Dr. Antony Davies, a member of CF’s Council of Scholars, and John Pulito add to the growing body of research showing higher state taxes drive out residents. Their new study, “Tax Rates and Migration,” finds lowering “high-income” tax thresholds, high overall state income taxes and high property taxes deplete populations.

Often known as “millionaire taxes,” states lower personal income tax thresholds to include more than millionaires in the highest bracket. For instance, anyone in Arizona who makes $150,000 or more a year pays the highest level of income tax, in Ohio it is $200,000. The evidence suggests people tend to leave states that lower “high-income” tax thresholds, the same way they leave states that raise tax rates. Pennsylvania does not have tax thresholds because the state levies a flat 3.07 percent personal income tax, but seven states don’t even have a state personal income tax.

However, Pennsylvania is a large offender in the property tax category. Property taxes have skyrocketed, increasing by $2.1 billion, or 26 percent, from 2004 to 2008—exceeding both inflation and student enrollment.
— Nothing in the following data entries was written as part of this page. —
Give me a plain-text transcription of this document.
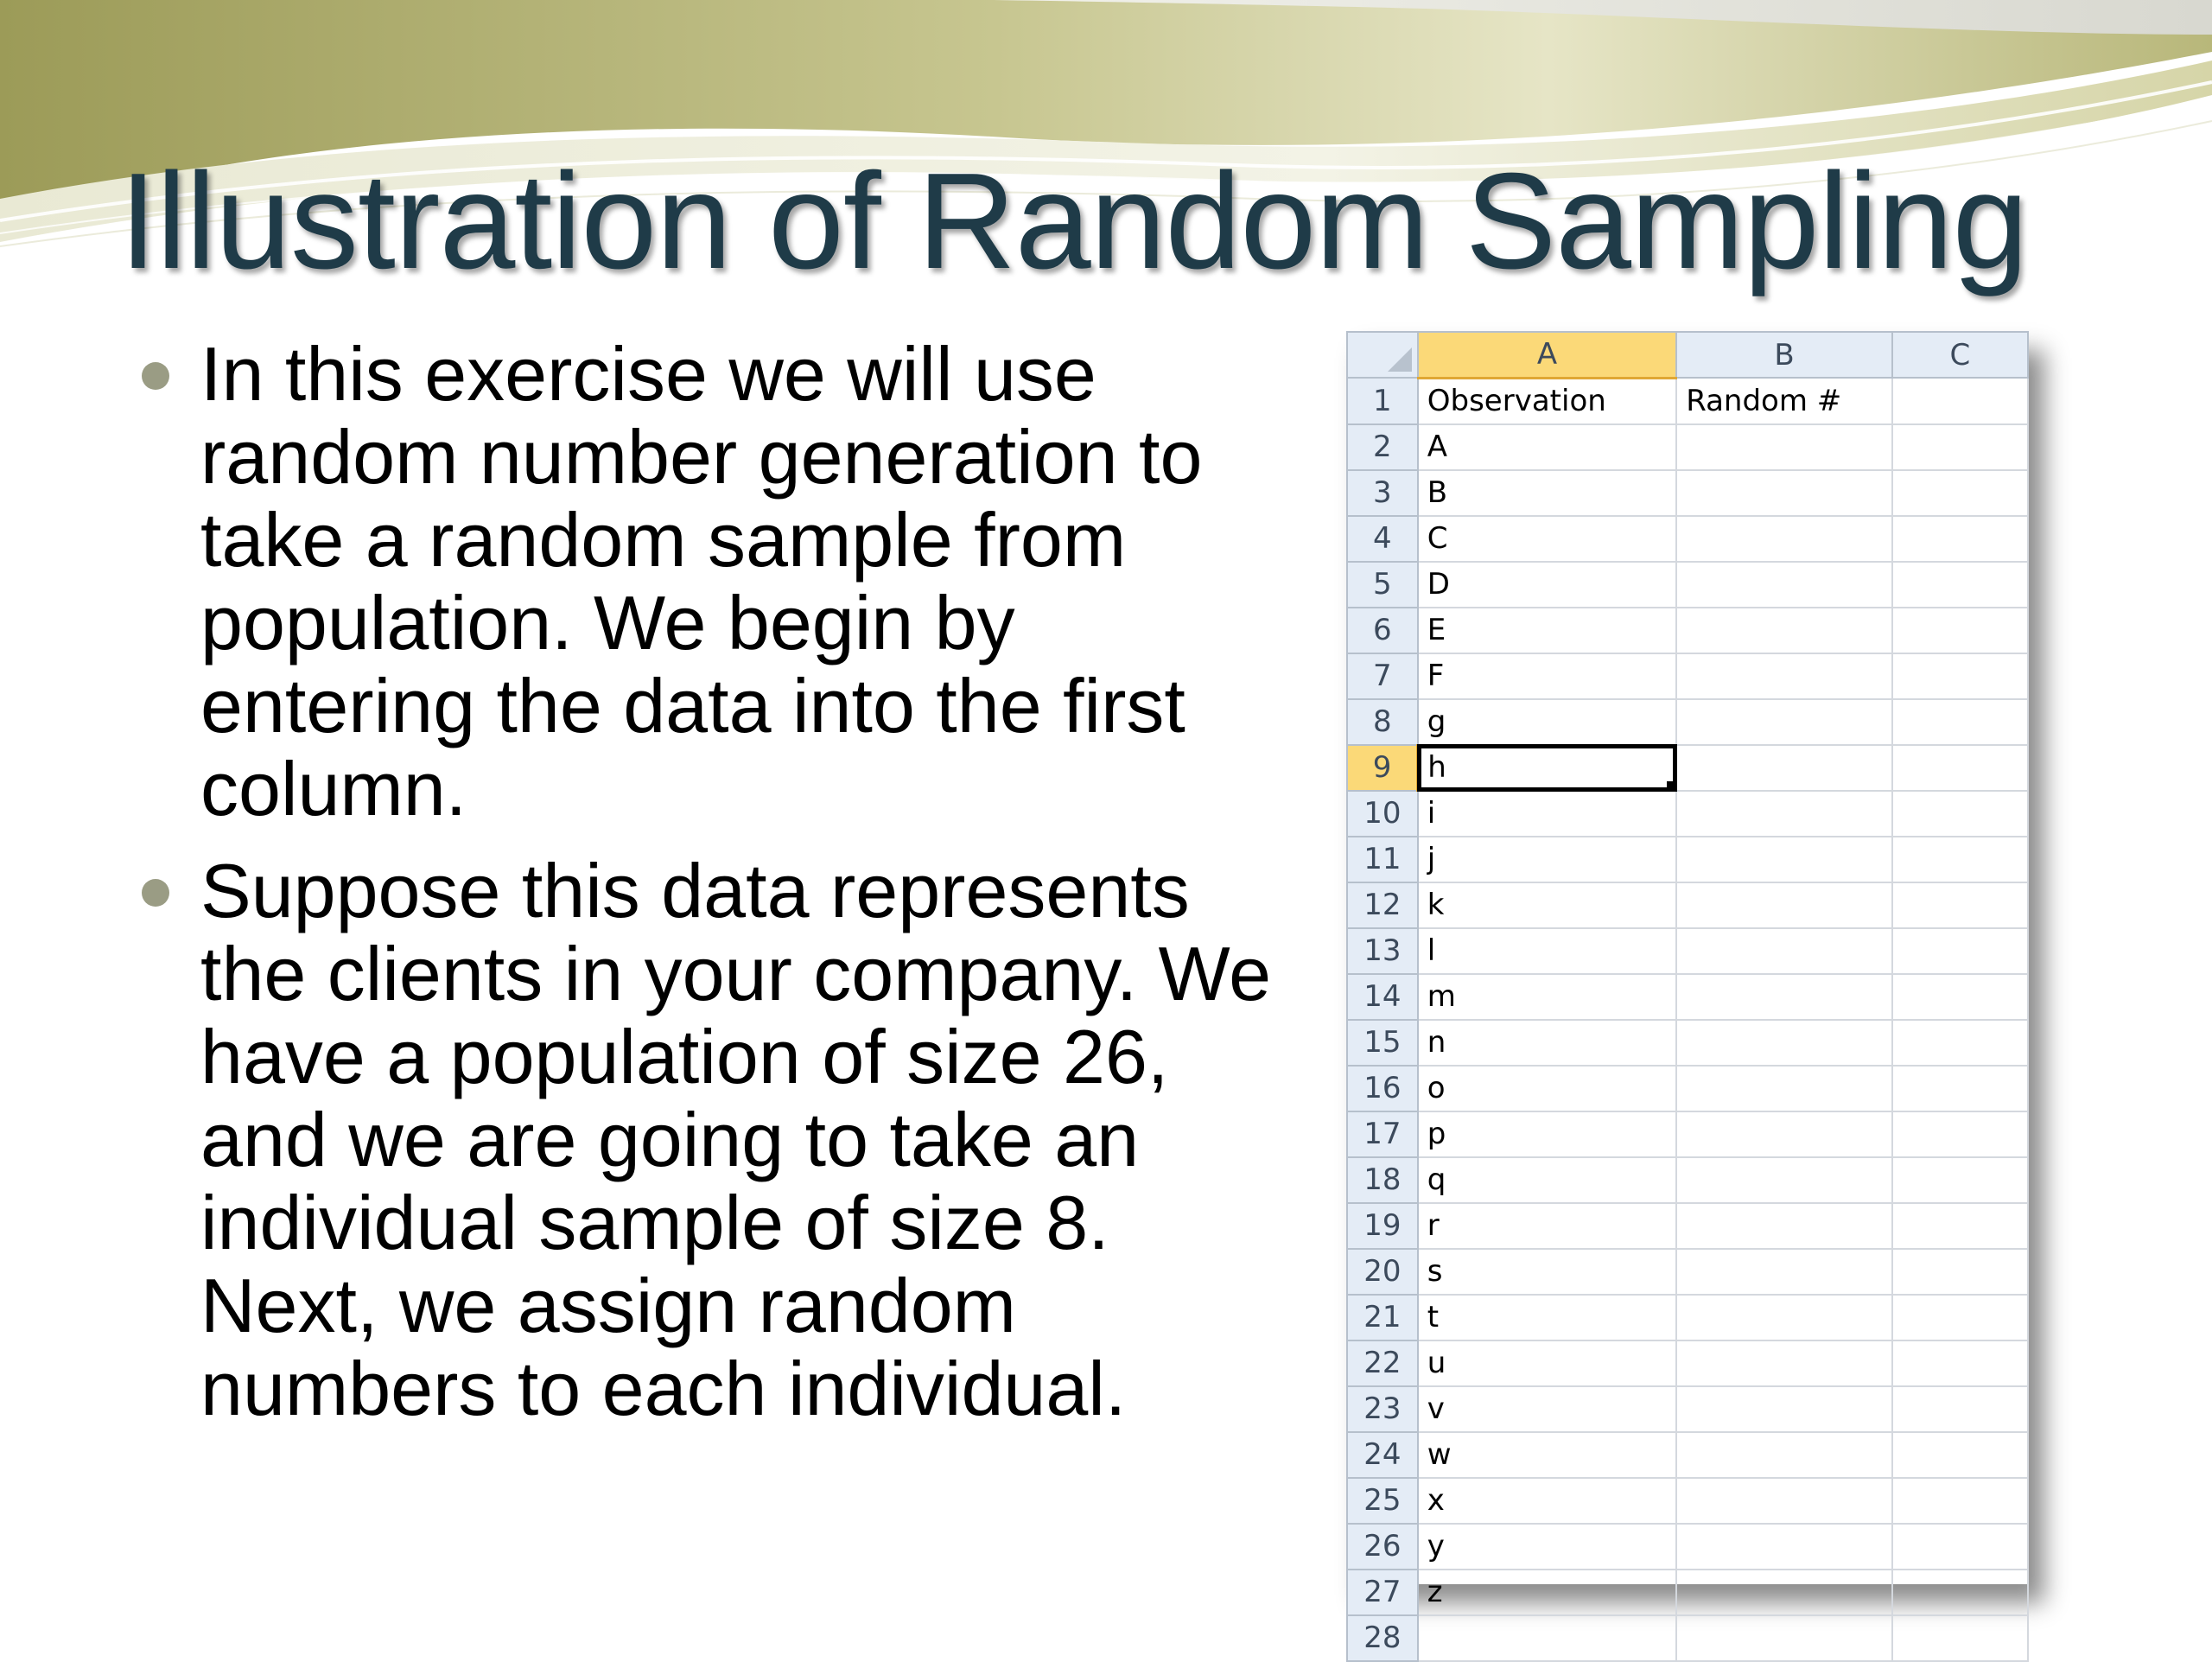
Illustration of Random Sampling
In this exercise we will use random number generation to take a random sample from population. We begin by entering the data into the first column.
Suppose this data represents the clients in your company. We have a population of size 26, and we are going to take an individual sample of size 8. Next, we assign random numbers to each individual.
	A	B	C
1	Observation	Random #	
2	A		
3	B		
4	C		
5	D		
6	E		
7	F		
8	g		
9	h

10	i		
11	j		
12	k		
13	l		
14	m		
15	n		
16	o		
17	p		
18	q		
19	r		
20	s		
21	t		
22	u		
23	v		
24	w		
25	x		
26	y		
27	z		
28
The authors find property tax rates have a greater effect on out-migration than high-income tax rates.

For example, a one percentage point increase in the property-tax differential between two states has almost three times the effect on migration as does a one percentage point increase in the difference in high-income tax rates.

High levels of local and state taxation combined with heavy business taxation are a major reason Pennsylvania is losing residents to other states.